Self-care means getting treatment for those illnesses or conditions that effect your life.  Instead of embarking on a yo-yo diet experience, participate in problem solving for your self-care and self-acceptance.  My quality self-care paid off on this one.  It was a long and arduous process.  If my journey can save you some time and effort, I am honored to share my story.

6 comments:

living400lbs said...

Well...CPAP is certainly better than tracheostomy, which was the standard treatment for server apnea when my mother inquired about my [thin] father's penchant for ceasing breathing multiple times an hour.
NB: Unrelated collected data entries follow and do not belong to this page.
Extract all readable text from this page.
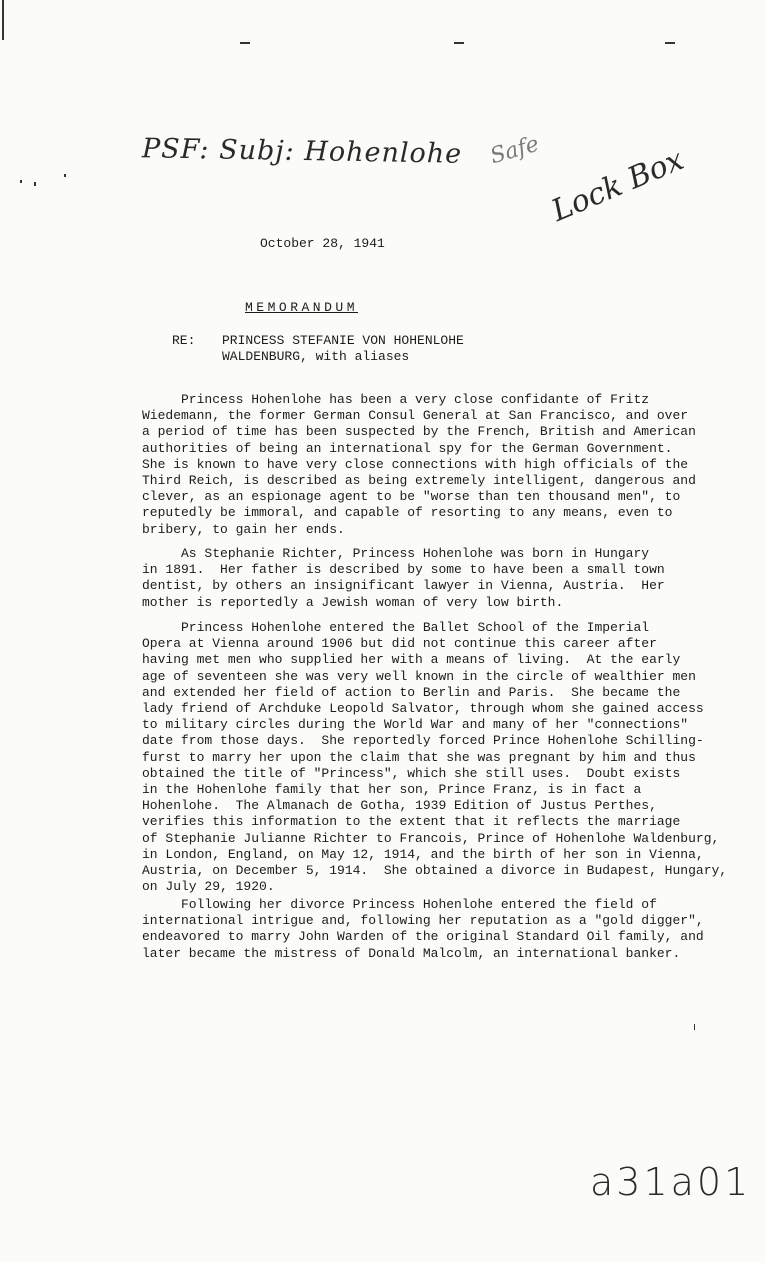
PSF: Subj: Hohenlohe Safe Lock Box
October 28, 1941
MEMORANDUM
RE: PRINCESS STEFANIE VON HOHENLOHE
WALDENBURG, with aliases
Princess Hohenlohe has been a very close confidante of Fritz
Wiedemann, the former German Consul General at San Francisco, and over
a period of time has been suspected by the French, British and American
authorities of being an international spy for the German Government.
She is known to have very close connections with high officials of the
Third Reich, is described as being extremely intelligent, dangerous and
clever, as an espionage agent to be "worse than ten thousand men", to
reputedly be immoral, and capable of resorting to any means, even to
bribery, to gain her ends.
As Stephanie Richter, Princess Hohenlohe was born in Hungary
in 1891.  Her father is described by some to have been a small town
dentist, by others an insignificant lawyer in Vienna, Austria.  Her
mother is reportedly a Jewish woman of very low birth.
Princess Hohenlohe entered the Ballet School of the Imperial
Opera at Vienna around 1906 but did not continue this career after
having met men who supplied her with a means of living.  At the early
age of seventeen she was very well known in the circle of wealthier men
and extended her field of action to Berlin and Paris.  She became the
lady friend of Archduke Leopold Salvator, through whom she gained access
to military circles during the World War and many of her "connections"
date from those days.  She reportedly forced Prince Hohenlohe Schilling-
furst to marry her upon the claim that she was pregnant by him and thus
obtained the title of "Princess", which she still uses.  Doubt exists
in the Hohenlohe family that her son, Prince Franz, is in fact a
Hohenlohe.  The Almanach de Gotha, 1939 Edition of Justus Perthes,
verifies this information to the extent that it reflects the marriage
of Stephanie Julianne Richter to Francois, Prince of Hohenlohe Waldenburg,
in London, England, on May 12, 1914, and the birth of her son in Vienna,
Austria, on December 5, 1914.  She obtained a divorce in Budapest, Hungary,
on July 29, 1920.
Following her divorce Princess Hohenlohe entered the field of
international intrigue and, following her reputation as a "gold digger",
endeavored to marry John Warden of the original Standard Oil family, and
later became the mistress of Donald Malcolm, an international banker.
a31a01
That said, yes, if an appliance works or you don't mind surgery, those are also options.

living400lbs said...

SEVERE apnea. Sigh.

PegE said...

I'm glad you found a solution that works for you, Kelly. I'm curious -- has your research shown any effectiveness of various kinds of exercises on sleep apnea? I think there was a NY Times article (and some YouTube videos...?) a few months ago about mouth exercises that allegedly alleviate sleep apnea.I've also heard that playing the didgeridoo can alleviate sleep apnea! (I think by its effect on the soft palate.) Do you know if that's true?

Kelly Bliss said...

Hi living400lbs, Surgery for OSA is an interesting topic. It is one of the most painful surgery recoveries of all procedures. And surgery only has a 50% success rate on average! This seems like a lot of pain for only a 50/50 shot of working.

CPAP really works, IF you use it properly every single time you sleep and IF you can tolerate it. But only 50% of people seem to be able to do both.

Some of my clients who use CPAP have tried the oral appliance WITH their CPAP. They were able to use a much lower pressure resulting in fewer side effects and less air leaks.

Kelly Bliss said...

Hi PegE,

I really, really thought about trying the didgeridoo, but the cost was prohibitive. Yes, from what I have read, this can tone the muscles in the throat area. A toned muscle is a muscle that remains somewhat contracted even when at rest. This means that when you are sleeping your throat muscles would keep their wakeful position much better. It seems to me that this is likely to help.

I have seen other exercises for the neck and throat area that are said to benefit in the same way. However, I learned a long time ago that I cannot get myself to exercise unless I have a class in front of me waiting to teach, and these just don't seem like group exercises. LOL.

James Mills said...

It may seem like an unlikely solution but I'm glad it worked for you. I'll try to see if I can have the same results.